Over the last few years, Chinese designers have brought local labels to the forefront of major fashion weeks and multi-brand stores around the world. This has chimed with a boost — from both consumers and the state — in support for guochao and homegrown players over their western equivalents. Mainland outfits such as Icicle, Ms Min, Shushu/Tong, and Feng Chen Wang continue to make inroads on the global luxury stage, but still the question remains: Would domestic consumers buy premium products if they were “Made in China?”
Several industry experts agree that a significant consumer shift is taking place. As geopolitical forces push consumers towards domestic corporations, and government-driven initiatives like “Made in China 2025” boost and promote the creative economy, local designers are taking advantage of these favorable market conditions to increase the emotional value of their businesses.
“In (the not so) recent times, there was a boom in luxury and fashion brands made by China, for China, and in China,” notes Abhay Gupta, CEO of business advisory agency Luxury Connect. “The simple logic of their knowing Asian sizing and tastes better than any European brand along with repeated cultural misappropriations by western brands has led to a gradual acceptance of homegrown products.”
On the other hand, consumers here already associate several local labels with premium products, says Timothy J. Druzbik, Walmart Senior Manager, Strategy and Business Development. “Consumers increasingly support Made in China brands — we all want to root for our own team — but it’s more than that, more and more Chinese feel their homegrown products deliver a value proposition that is on par or superior to international brands,” states Druzbik. “There is strong product innovation, creative marketing campaigns, and immense pride in domestic brands succeeding.”
But despite important advancements, some questions persist. Not for nothing are there significant differences between championing Chinese houses and buying locally-produced Loewe or Celine accessories. While some domestic consumers won’t be as troubled or amazed as Westerners if they were to discover that their favorite leather bag was manufactured in Quanzhou or Wenzhou, this doesn’t mean they won’t have concerns about the quality of the product or its resale value.
Jerry Clode, Founder of The Solution, who regularly interviews local consumers on their brand and product preferences, believes that “the idea that Chinese consumers are turning to domestic brands is actually a major overstatement.” He points out that although several homegrown start-ups have leveraged digital commerce solutions to take up new opportunities, “international brands still command higher prices.”
“The simple reality is in the last three to four years there are more Chinese brands that are driven by high levels of marketing. This naturally has meant that they have stronger levels of consumer awareness and loyalty,” remarks Clode.
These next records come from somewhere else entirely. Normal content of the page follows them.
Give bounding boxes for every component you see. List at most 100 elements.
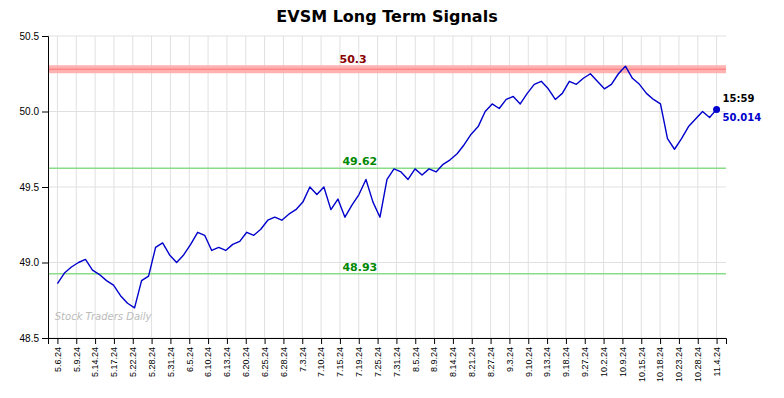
x-tick-label: 7.31.24 (392, 347, 402, 377)
y-tick-label: 50.5 (20, 31, 40, 42)
x-tick-mark (189, 338, 190, 344)
y-tick-mark (42, 36, 48, 37)
x-tick-mark (472, 338, 473, 344)
x-tick-mark (114, 338, 115, 344)
x-tick-label: 11.4.24 (712, 347, 722, 376)
x-tick-label: 10.28.24 (693, 347, 703, 382)
x-tick: 5.31.24 (166, 338, 176, 377)
x-tick-mark (641, 338, 642, 344)
x-tick-mark (170, 338, 171, 344)
x-grid-line (697, 36, 698, 338)
x-grid-line (622, 36, 623, 338)
x-grid-line (377, 36, 378, 338)
x-tick-label: 8.9.24 (429, 347, 439, 372)
x-grid-line (716, 36, 717, 338)
x-tick-mark (302, 338, 303, 344)
chart: 5.6.245.9.245.14.245.17.245.22.245.28.24… (0, 0, 784, 398)
reference-line-center (48, 69, 726, 70)
x-tick-mark (152, 338, 153, 344)
x-tick: 6.20.24 (241, 338, 251, 377)
x-grid-line (170, 36, 171, 338)
x-tick: 8.5.24 (411, 338, 421, 372)
x-tick-mark (95, 338, 96, 344)
x-tick: 10.18.24 (655, 338, 665, 382)
y-tick-mark (42, 187, 48, 188)
x-grid-line (132, 36, 133, 338)
x-tick: 5.22.24 (128, 338, 138, 377)
x-tick-mark (227, 338, 228, 344)
x-tick-mark (566, 338, 567, 344)
x-tick-label: 8.27.24 (486, 347, 496, 377)
x-tick-mark (415, 338, 416, 344)
x-grid-line (189, 36, 190, 338)
y-tick-mark (42, 112, 48, 113)
x-axis-line (49, 339, 727, 345)
x-grid-line (471, 36, 472, 338)
x-tick: 11.4.24 (712, 338, 722, 376)
x-tick-label: 7.15.24 (335, 347, 345, 377)
x-tick-mark (660, 338, 661, 344)
x-tick-mark (359, 338, 360, 344)
x-tick: 6.10.24 (203, 338, 213, 377)
endpoint-dot (713, 106, 720, 113)
x-grid-line (321, 36, 322, 338)
x-grid-line (57, 36, 58, 338)
x-tick: 8.9.24 (429, 338, 439, 372)
x-tick: 10.15.24 (637, 338, 647, 382)
x-tick-mark (434, 338, 435, 344)
x-grid-line (528, 36, 529, 338)
x-grid-line (396, 36, 397, 338)
x-axis: 5.6.245.9.245.14.245.17.245.22.245.28.24… (49, 338, 727, 382)
x-tick: 8.27.24 (486, 338, 496, 377)
y-axis-line (42, 37, 49, 339)
y-tick-mark (42, 263, 48, 264)
x-tick-mark (585, 338, 586, 344)
y-grid-line (48, 187, 726, 188)
x-grid-line (95, 36, 96, 338)
x-tick: 8.21.24 (467, 338, 477, 377)
x-grid-line (283, 36, 284, 338)
x-tick-mark (378, 338, 379, 344)
x-grid-line (641, 36, 642, 338)
x-tick: 9.13.24 (542, 338, 552, 377)
y-tick: 49.5 (20, 182, 48, 193)
x-grid-line (678, 36, 679, 338)
x-tick: 10.9.24 (618, 338, 628, 377)
x-tick-label: 8.14.24 (448, 347, 458, 377)
x-tick: 6.13.24 (222, 338, 232, 377)
x-tick-label: 8.21.24 (467, 347, 477, 377)
y-tick: 48.5 (20, 333, 48, 344)
x-tick-label: 6.10.24 (203, 347, 213, 377)
x-tick-label: 5.6.24 (53, 347, 63, 372)
x-tick: 9.27.24 (580, 338, 590, 377)
x-tick-label: 10.23.24 (674, 347, 684, 382)
x-tick-label: 6.25.24 (260, 347, 270, 377)
x-tick-label: 10.15.24 (637, 347, 647, 382)
x-grid-line (76, 36, 77, 338)
x-tick-label: 5.28.24 (147, 347, 157, 377)
x-tick-label: 10.2.24 (599, 347, 609, 377)
x-tick: 6.25.24 (260, 338, 270, 377)
x-tick: 7.10.24 (316, 338, 326, 377)
x-tick: 10.2.24 (599, 338, 609, 377)
x-grid-line (565, 36, 566, 338)
x-tick-label: 9.27.24 (580, 347, 590, 377)
x-tick: 9.3.24 (505, 338, 515, 372)
title: EVSM Long Term Signals (276, 7, 497, 26)
x-tick-label: 5.9.24 (72, 347, 82, 372)
x-tick-label: 6.13.24 (222, 347, 232, 377)
x-tick-mark (321, 338, 322, 344)
x-tick-mark (491, 338, 492, 344)
x-tick: 5.6.24 (53, 338, 63, 372)
y-axis: 48.549.049.550.050.5 (20, 31, 49, 344)
x-tick-mark (679, 338, 680, 344)
x-tick-label: 9.18.24 (561, 347, 571, 377)
plot-area (48, 66, 726, 308)
x-tick-label: 5.31.24 (166, 347, 176, 377)
y-tick-label: 50.0 (20, 106, 40, 117)
x-tick-mark (717, 338, 718, 344)
x-tick-mark (76, 338, 77, 344)
x-tick: 5.28.24 (147, 338, 157, 377)
x-tick-label: 6.20.24 (241, 347, 251, 377)
x-tick-label: 5.14.24 (90, 347, 100, 377)
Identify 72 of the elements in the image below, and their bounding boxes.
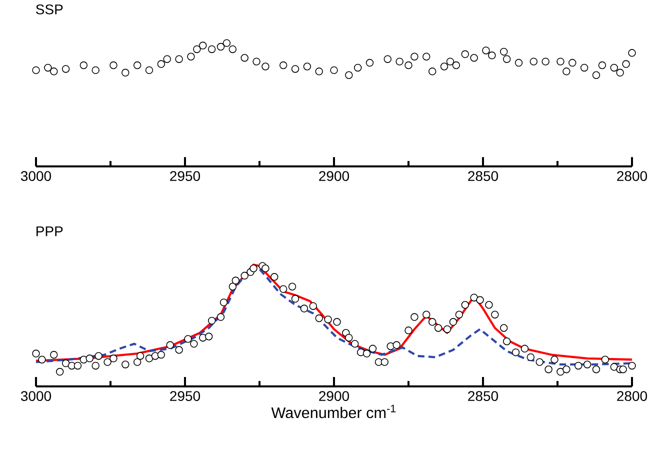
point — [396, 58, 404, 66]
point — [345, 71, 353, 79]
point — [514, 58, 523, 66]
point — [208, 45, 216, 53]
point — [175, 55, 183, 63]
point — [580, 64, 588, 72]
x-tick-label: 3000 — [20, 390, 52, 401]
point — [598, 61, 606, 69]
point — [240, 54, 248, 62]
point — [568, 58, 576, 66]
point — [440, 62, 448, 70]
point — [303, 62, 312, 70]
point — [193, 45, 201, 53]
x-tick-label: 2850 — [468, 170, 498, 181]
x-tick-label: 2950 — [170, 390, 200, 401]
point — [500, 48, 508, 56]
point — [628, 48, 636, 57]
point — [452, 61, 460, 69]
point — [199, 41, 207, 50]
point — [279, 61, 288, 69]
point — [592, 71, 600, 79]
point — [222, 39, 231, 47]
x-axis-title: Wavenumber cm$^{-1}$ — [271, 404, 396, 418]
point — [410, 52, 418, 60]
point — [610, 64, 618, 72]
point — [366, 58, 374, 66]
point — [482, 46, 490, 54]
point — [446, 58, 454, 66]
chart-title: SSP — [36, 4, 63, 14]
point — [216, 42, 225, 50]
x-tick-label: 2900 — [319, 390, 350, 401]
point — [163, 55, 171, 63]
point — [404, 61, 412, 69]
point — [556, 58, 564, 66]
point — [354, 64, 362, 72]
point — [330, 66, 338, 74]
point — [461, 50, 469, 58]
point — [62, 64, 70, 73]
point — [110, 61, 118, 69]
point — [542, 58, 550, 66]
x-tick-label: 2950 — [170, 170, 200, 181]
point — [157, 60, 166, 68]
point — [622, 60, 630, 68]
x-tick-label: 2850 — [468, 390, 498, 401]
point — [50, 67, 58, 76]
point — [384, 55, 392, 63]
point — [80, 61, 88, 69]
x-tick-label: 3000 — [20, 170, 52, 181]
point — [488, 51, 496, 60]
x-tick-label: 2800 — [617, 170, 648, 181]
point — [228, 45, 237, 53]
point — [502, 55, 511, 63]
point — [32, 66, 40, 74]
point — [145, 66, 154, 74]
point — [422, 52, 430, 60]
point — [44, 64, 52, 72]
point — [122, 68, 130, 76]
x-tick-label: 2900 — [319, 170, 350, 181]
point — [291, 64, 300, 73]
point — [530, 58, 538, 66]
point — [252, 58, 260, 66]
point — [470, 54, 478, 62]
point — [92, 66, 100, 74]
point — [315, 67, 323, 76]
point — [187, 52, 195, 60]
x-tick-label: 2800 — [617, 390, 648, 401]
point — [562, 67, 570, 76]
point — [133, 61, 142, 69]
point — [616, 68, 624, 76]
point — [428, 67, 436, 76]
chart-title: PPP — [36, 226, 63, 236]
point — [262, 62, 270, 70]
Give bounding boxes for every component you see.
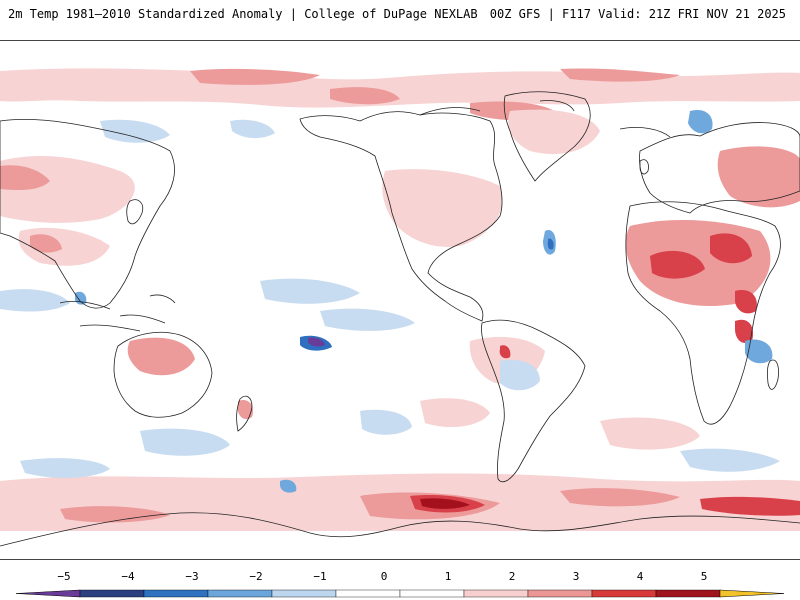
cold-anomaly-pacific xyxy=(230,119,275,139)
colorbar-bin xyxy=(143,589,209,598)
cold-anomaly-south-atlantic xyxy=(360,409,412,435)
coast-eurasia xyxy=(639,122,800,214)
warm-anomaly-eastasia-strong xyxy=(30,234,62,253)
cold-anomaly-southern-ocean xyxy=(20,458,110,478)
coast-madagascar xyxy=(767,359,779,390)
colorbar-tick-label: −5 xyxy=(57,570,71,583)
colorbar-tick-label: 2 xyxy=(508,570,516,583)
colorbar-tick-label: 4 xyxy=(636,570,644,583)
colorbar-bin xyxy=(79,589,145,598)
warm-anomaly-southpacific xyxy=(420,398,490,428)
cold-anomaly-tropics xyxy=(320,308,415,331)
header-bar: 2m Temp 1981–2010 Standardized Anomaly |… xyxy=(0,0,800,40)
anomaly-shading xyxy=(0,68,800,531)
warm-anomaly-antarctic-extreme xyxy=(700,496,800,516)
colorbar-bin xyxy=(207,589,273,598)
warm-anomaly-indian xyxy=(600,417,700,450)
warm-anomaly-antarctic-strong xyxy=(60,506,170,523)
warm-anomaly-northamerica xyxy=(382,169,503,247)
warm-anomaly-australia xyxy=(127,337,195,376)
coast-british-isles xyxy=(639,159,649,175)
coast-africa xyxy=(625,201,781,425)
colorbar-tick-label: 1 xyxy=(444,570,452,583)
warm-anomaly-middleeast xyxy=(717,146,800,208)
cold-anomaly-antarctic xyxy=(280,479,297,493)
coast-south-america xyxy=(481,319,586,483)
colorbar-svg xyxy=(15,589,785,598)
coast-japan xyxy=(126,199,144,225)
colorbar-tick-label: 3 xyxy=(572,570,580,583)
coast-australia xyxy=(113,331,213,418)
cold-anomaly-southamerica xyxy=(500,359,540,391)
coast-north-america xyxy=(299,111,503,322)
warm-anomaly-siberia-strong xyxy=(0,165,50,191)
warm-anomaly-eastafrica xyxy=(735,319,754,344)
colorbar-bin xyxy=(527,589,593,598)
warm-anomaly-newzealand xyxy=(237,399,254,420)
colorbar-tick-label: −3 xyxy=(185,570,199,583)
world-map[interactable] xyxy=(0,40,800,560)
cold-anomaly-southafrica xyxy=(745,339,773,364)
colorbar-bin xyxy=(463,589,529,598)
cold-anomaly-southpacific-extreme xyxy=(308,337,325,347)
colorbar-bin xyxy=(399,589,465,598)
colorbar-bin xyxy=(335,589,401,598)
warm-anomaly-greenland xyxy=(508,109,600,155)
colorbar-high-extension xyxy=(719,589,785,598)
warm-anomaly-arctic-strong xyxy=(560,68,680,82)
warm-anomaly-africa-strong xyxy=(735,290,757,314)
map-title: 2m Temp 1981–2010 Standardized Anomaly |… xyxy=(8,7,478,21)
colorbar-bin xyxy=(591,589,657,598)
coast-asia-west xyxy=(0,118,175,309)
warm-anomaly-arctic-strong xyxy=(190,68,320,85)
coast-maritime-continent xyxy=(59,294,176,332)
colorbar-tick-label: −2 xyxy=(249,570,263,583)
cold-anomaly-south-indian xyxy=(140,428,230,456)
cold-anomaly-gulfstream-strong xyxy=(547,238,554,250)
coast-greenland xyxy=(503,91,591,182)
coast-antarctica xyxy=(0,512,800,547)
colorbar-tick-label: −4 xyxy=(121,570,135,583)
warm-anomaly-africa-strong xyxy=(650,250,705,279)
warm-anomaly-arctic-strong xyxy=(330,87,400,105)
cold-anomaly-tropics xyxy=(260,278,360,304)
warm-anomaly-antarctic-extreme xyxy=(420,498,470,509)
colorbar-low-extension xyxy=(15,589,81,598)
colorbar: −5 −4 −3 −2 −1 0 1 2 3 4 5 xyxy=(0,570,800,600)
cold-anomaly-pacific xyxy=(100,119,170,143)
coast-arctic-islands xyxy=(419,100,671,138)
cold-anomaly-scandinavia xyxy=(688,109,713,134)
colorbar-tick-label: 5 xyxy=(700,570,708,583)
cold-anomaly-tropics xyxy=(0,289,70,312)
colorbar-tick-label: 0 xyxy=(380,570,388,583)
colorbar-bin xyxy=(271,589,337,598)
coast-new-zealand xyxy=(236,395,253,432)
anomaly-map-svg xyxy=(0,41,800,559)
coastlines xyxy=(0,91,800,547)
model-run-info: 00Z GFS | F117 Valid: 21Z FRI NOV 21 202… xyxy=(489,7,786,21)
warm-anomaly-andes xyxy=(499,345,511,359)
cold-anomaly-southern-ocean xyxy=(680,448,780,472)
colorbar-tick-label: −1 xyxy=(313,570,327,583)
colorbar-bin xyxy=(655,589,721,598)
warm-anomaly-antarctic-strong xyxy=(560,488,680,507)
warm-anomaly-africa-strong xyxy=(710,233,752,264)
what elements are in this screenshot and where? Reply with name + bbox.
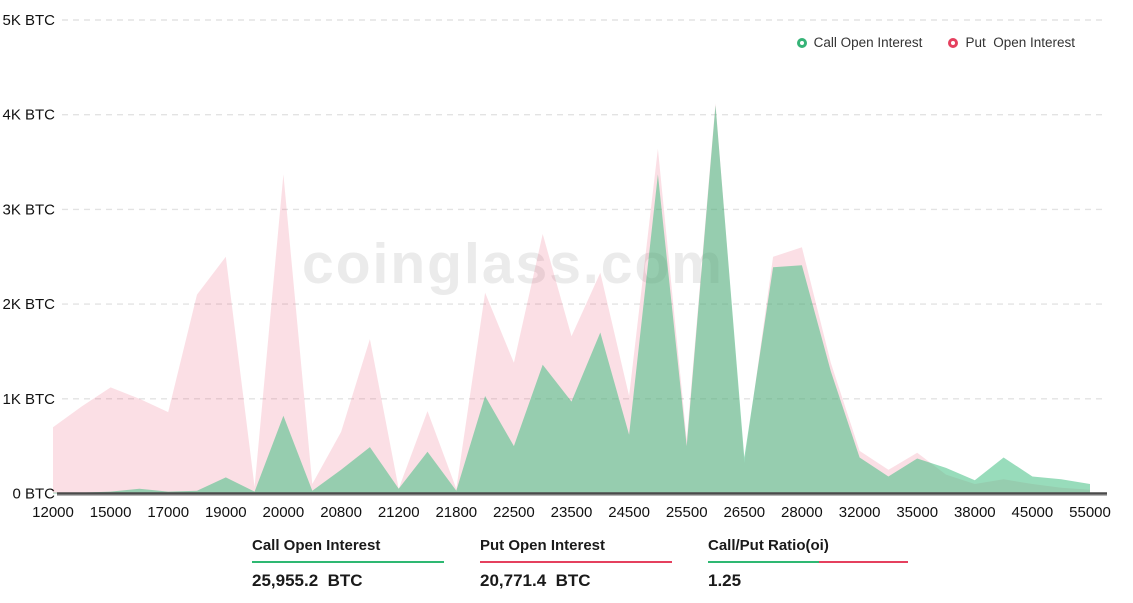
x-axis-label: 20800 bbox=[320, 504, 362, 521]
x-axis-label: 38000 bbox=[954, 504, 996, 521]
x-axis-label: 17000 bbox=[147, 504, 189, 521]
stats-footer: Call Open Interest 25,955.2 BTC Put Open… bbox=[252, 537, 936, 591]
y-axis-label: 2K BTC bbox=[2, 296, 55, 313]
chart-legend: Call Open Interest Put Open Interest bbox=[796, 35, 1075, 50]
stat-call-value: 25,955.2 BTC bbox=[252, 571, 363, 590]
legend-label-put: Put Open Interest bbox=[965, 35, 1075, 50]
y-axis-label: 0 BTC bbox=[12, 486, 55, 503]
stat-put-open-interest: Put Open Interest 20,771.4 BTC bbox=[480, 537, 708, 591]
x-axis-label: 20000 bbox=[263, 504, 305, 521]
x-axis-label: 23500 bbox=[551, 504, 593, 521]
stat-call-put-ratio: Call/Put Ratio(oi) 1.25 bbox=[708, 537, 936, 591]
x-axis-label: 12000 bbox=[32, 504, 74, 521]
stat-put-underline bbox=[480, 561, 672, 563]
put-legend-ring-icon bbox=[948, 37, 959, 48]
x-axis-label: 25500 bbox=[666, 504, 708, 521]
x-axis-label: 19000 bbox=[205, 504, 247, 521]
y-axis-label: 4K BTC bbox=[2, 107, 55, 124]
x-axis-label: 22500 bbox=[493, 504, 535, 521]
stat-call-underline bbox=[252, 561, 444, 563]
y-axis-label: 3K BTC bbox=[2, 201, 55, 218]
x-axis-label: 32000 bbox=[839, 504, 881, 521]
x-axis-label: 26500 bbox=[723, 504, 765, 521]
stat-ratio-value: 1.25 bbox=[708, 571, 742, 590]
x-axis-label: 45000 bbox=[1012, 504, 1054, 521]
stat-put-label: Put Open Interest bbox=[480, 537, 606, 554]
y-axis-label: 5K BTC bbox=[2, 12, 55, 29]
x-axis-label: 55000 bbox=[1069, 504, 1111, 521]
x-axis-label: 35000 bbox=[896, 504, 938, 521]
x-axis-label: 15000 bbox=[90, 504, 132, 521]
legend-item-put[interactable]: Put Open Interest bbox=[948, 35, 1075, 50]
stat-ratio-underline bbox=[708, 561, 908, 563]
x-axis-label: 21800 bbox=[435, 504, 477, 521]
stat-call-label: Call Open Interest bbox=[252, 537, 381, 554]
legend-item-call[interactable]: Call Open Interest bbox=[796, 35, 923, 50]
y-axis-label: 1K BTC bbox=[2, 391, 55, 408]
x-axis-label: 24500 bbox=[608, 504, 650, 521]
stat-put-value: 20,771.4 BTC bbox=[480, 571, 591, 590]
x-axis-label: 21200 bbox=[378, 504, 420, 521]
x-axis-label: 28000 bbox=[781, 504, 823, 521]
call-legend-ring-icon bbox=[796, 37, 807, 48]
legend-label-call: Call Open Interest bbox=[813, 35, 923, 50]
call-open-interest-area[interactable] bbox=[53, 105, 1090, 494]
stat-call-open-interest: Call Open Interest 25,955.2 BTC bbox=[252, 537, 480, 591]
stat-ratio-label: Call/Put Ratio(oi) bbox=[708, 537, 829, 554]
Nevertheless, he emphasizes that middle-class buyers will continue to purchase international brands because “they aspire to be ‘global citizens.’”
Clode continues, “international brands are very obviously displayed in the homes of the middle-class consumers I interview. This is part of creating an inspiring international home environment — domestic brands simply cannot perform this function.” This assessment is partially correct, and indeed, global brands still maintain their power positioning in China. But recent consumer scandals coupled with the West’s anti-China rhetoric in the wake of the trade war might further tarnish the reputation of international companies.
Similarly, stories from Italian sweatshops of “luxury slaves” and news of the mistreatment of immigrant workers (many of whom were Chinese) are no doubt also facilitating a shift towards domestic groups. Gen Z, famous for their love of local names, are more inclined to boycott brands and countries they see as adversarial to China.
“The current younger generation of China, brought up in a capitalist environment, never having witnessed an impoverished China, does not associate Chinese products with poor imitations, but as worthy competitors to global brands,” Gupta explains. “The rising wave of patriotism created by President Xi Jinping is only helping the cause further.”
But despite the rise in national pride, Gen. Z consumers still aren’t ready to give up on hard luxury — suggesting that buying Made in China luxury goods could be a concession they are willing to make.
There’s an element of supporting homegrown business, where buying Chinese-made products puts more money into the domestic manufacturing sector and guarantees employment for its workers, which in turn supports regional economies and improves the manufacturing capacity of local firms. Who says that one of the workers manufacturing Prada, Burberry, Armani, or Marc Jacobs in a Chinese factory won’t learn the mysteries of leatherworking from leading European artisans and open the next Hermès?
The rise of premium and niche lines like Calvin Luo, Shanghai Tang, and Angel Chen is evidence that China’s relationship with luxury has moved past copycats and mass production, signaling that the mainland is equipped to take a more active role in the industry and become a major player in the future.
“I certainly see the potential for Chinese brands to join an exclusive list of countries which are respected and renowned for their heritage brands,” Druzbik affirms. “We are already beginning to see a glimpse of this with C-beauty brands through cross-border e-commerce. People certainly already associate China as a purveyor of high-quality tea, beautiful jewelry, innovative technology, and delicious food.”